Je voulais m'envoler comme un grand oiseau blanc, souriant, est-ce que les oiseaux blancs sourient parfois ou bien de temps en temps?
Je voulais, à force de dire, me perdre dans le dédale des voeux secrets qu'on a oubliés de réaliser et qui reviennent intenses, tenaces  et denses, sortis des alambics magiques que sont ces sortes de fleurs sauvages rares et plus puissantes  et plus fortes encore  que le curare, ce poison violent dont je voudrais retourner définitivement la peau.

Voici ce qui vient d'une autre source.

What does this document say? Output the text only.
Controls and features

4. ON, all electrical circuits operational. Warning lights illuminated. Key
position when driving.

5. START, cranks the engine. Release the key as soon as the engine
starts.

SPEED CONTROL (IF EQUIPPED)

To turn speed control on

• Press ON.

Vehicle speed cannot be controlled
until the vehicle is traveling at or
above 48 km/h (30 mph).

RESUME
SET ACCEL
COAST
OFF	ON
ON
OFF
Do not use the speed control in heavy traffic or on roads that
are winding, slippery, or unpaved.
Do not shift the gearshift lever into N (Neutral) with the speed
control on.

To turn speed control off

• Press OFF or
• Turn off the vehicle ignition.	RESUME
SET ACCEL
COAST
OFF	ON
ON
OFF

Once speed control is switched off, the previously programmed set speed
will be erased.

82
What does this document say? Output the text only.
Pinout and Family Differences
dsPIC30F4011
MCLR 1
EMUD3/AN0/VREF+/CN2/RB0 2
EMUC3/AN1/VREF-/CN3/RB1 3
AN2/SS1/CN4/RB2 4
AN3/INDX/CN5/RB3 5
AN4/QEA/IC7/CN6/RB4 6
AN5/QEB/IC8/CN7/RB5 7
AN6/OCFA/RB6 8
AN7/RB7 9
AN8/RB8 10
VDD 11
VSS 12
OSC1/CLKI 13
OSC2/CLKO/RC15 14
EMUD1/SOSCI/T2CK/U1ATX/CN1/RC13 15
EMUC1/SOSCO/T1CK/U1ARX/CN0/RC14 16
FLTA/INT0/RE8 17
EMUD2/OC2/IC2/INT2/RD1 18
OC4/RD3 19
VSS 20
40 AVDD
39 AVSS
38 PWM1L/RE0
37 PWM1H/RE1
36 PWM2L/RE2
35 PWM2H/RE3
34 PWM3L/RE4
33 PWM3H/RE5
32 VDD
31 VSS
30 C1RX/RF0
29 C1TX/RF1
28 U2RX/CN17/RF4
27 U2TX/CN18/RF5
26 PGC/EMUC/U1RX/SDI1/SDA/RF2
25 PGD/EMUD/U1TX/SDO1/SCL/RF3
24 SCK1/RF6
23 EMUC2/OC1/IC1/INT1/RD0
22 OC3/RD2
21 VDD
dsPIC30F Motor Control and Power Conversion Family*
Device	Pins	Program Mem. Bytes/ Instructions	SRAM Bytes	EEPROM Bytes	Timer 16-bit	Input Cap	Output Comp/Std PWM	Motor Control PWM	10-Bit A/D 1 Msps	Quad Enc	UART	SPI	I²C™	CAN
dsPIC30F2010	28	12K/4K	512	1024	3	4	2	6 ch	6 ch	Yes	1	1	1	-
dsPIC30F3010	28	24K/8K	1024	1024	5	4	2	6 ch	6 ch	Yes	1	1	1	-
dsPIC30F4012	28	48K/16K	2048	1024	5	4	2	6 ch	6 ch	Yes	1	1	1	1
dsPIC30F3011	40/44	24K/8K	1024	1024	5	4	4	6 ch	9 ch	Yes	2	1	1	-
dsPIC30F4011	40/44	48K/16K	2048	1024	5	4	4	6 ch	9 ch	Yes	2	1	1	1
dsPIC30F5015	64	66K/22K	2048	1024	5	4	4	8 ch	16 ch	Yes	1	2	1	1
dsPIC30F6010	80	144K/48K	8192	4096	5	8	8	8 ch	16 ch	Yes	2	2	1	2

J'aurais aimé parfumer vos vies, j'aurais voulu être un parfumeur textuel, tremper ma parlure dans un bain d'algues vertes en provenance de la mer des sargasses, j'aurais aimé être sagace, polyglotte et troglodyte, j'aurais aimé être un turboréacteur à double flux équipé d'un silencieux pacifique.
J'aurais aimé être un parfum tendre qui donne envie d'aimer à pierre fendre.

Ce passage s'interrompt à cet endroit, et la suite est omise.